4.In extreme cases, workplace stress can be fatal. For instance, between 2008 and 2009 and again in 2014 the French telecoms company Orange reported waves of employee suicides. After the first wave, where 35 employees killed themselves in a matter of months, the boss dismissed it as a ‘fashion’ although an official report quoted in The Guardian blamed a climate of ‘management harassment’ that had ‘psychologically weakened staff and attacked their physical and mental health’.
5.Assessment culture is toxic.
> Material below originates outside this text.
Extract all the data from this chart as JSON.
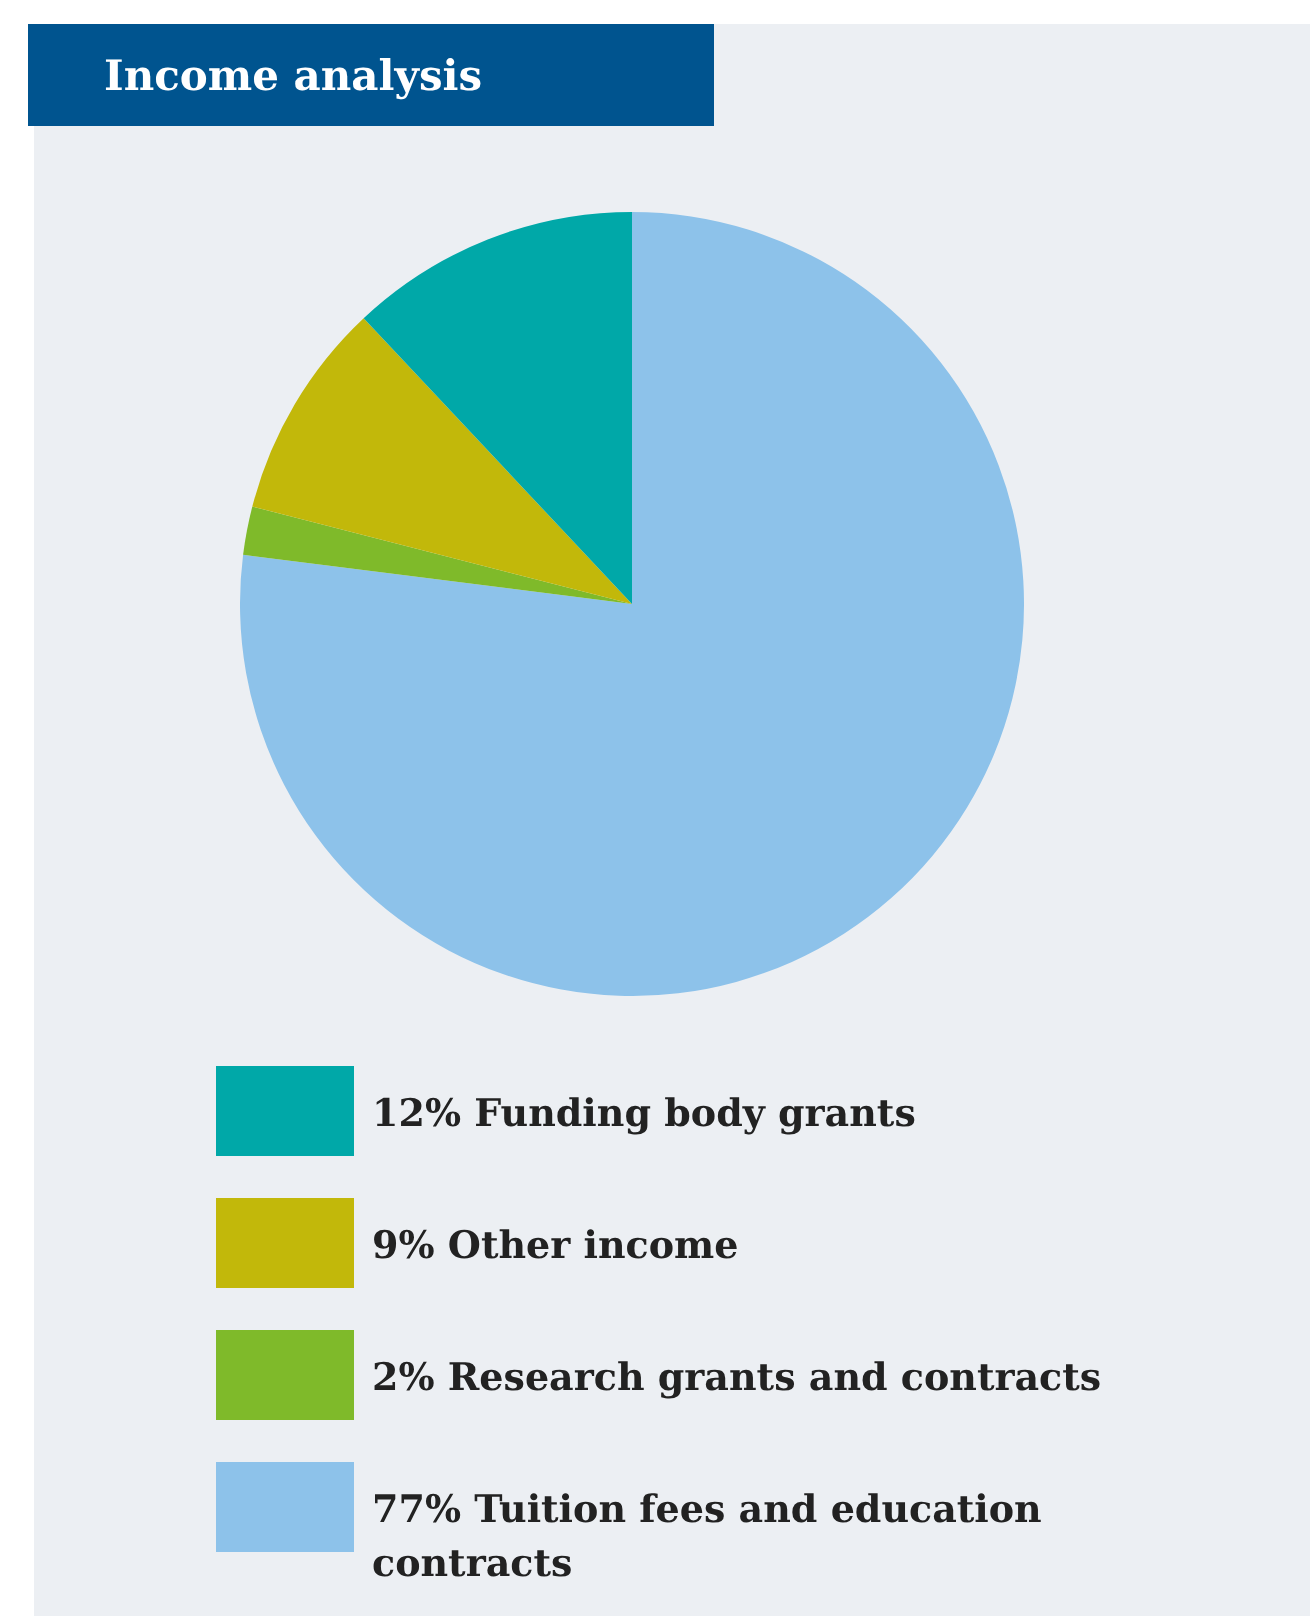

The Belgian professor of psychoanalysis, Paul Verhaeghe, believes that the way work is now set up in our societies, with supervisors supervising supervisors and everyone being watched and marked and continually assessed, is toxic. Even people who aren’t in work suffer the same equivalent endless rounds of tests and monitoring. As our schoolchildren are also discovering, all this testing and evaluating makes us stress about the future rather than be comfortable with the present.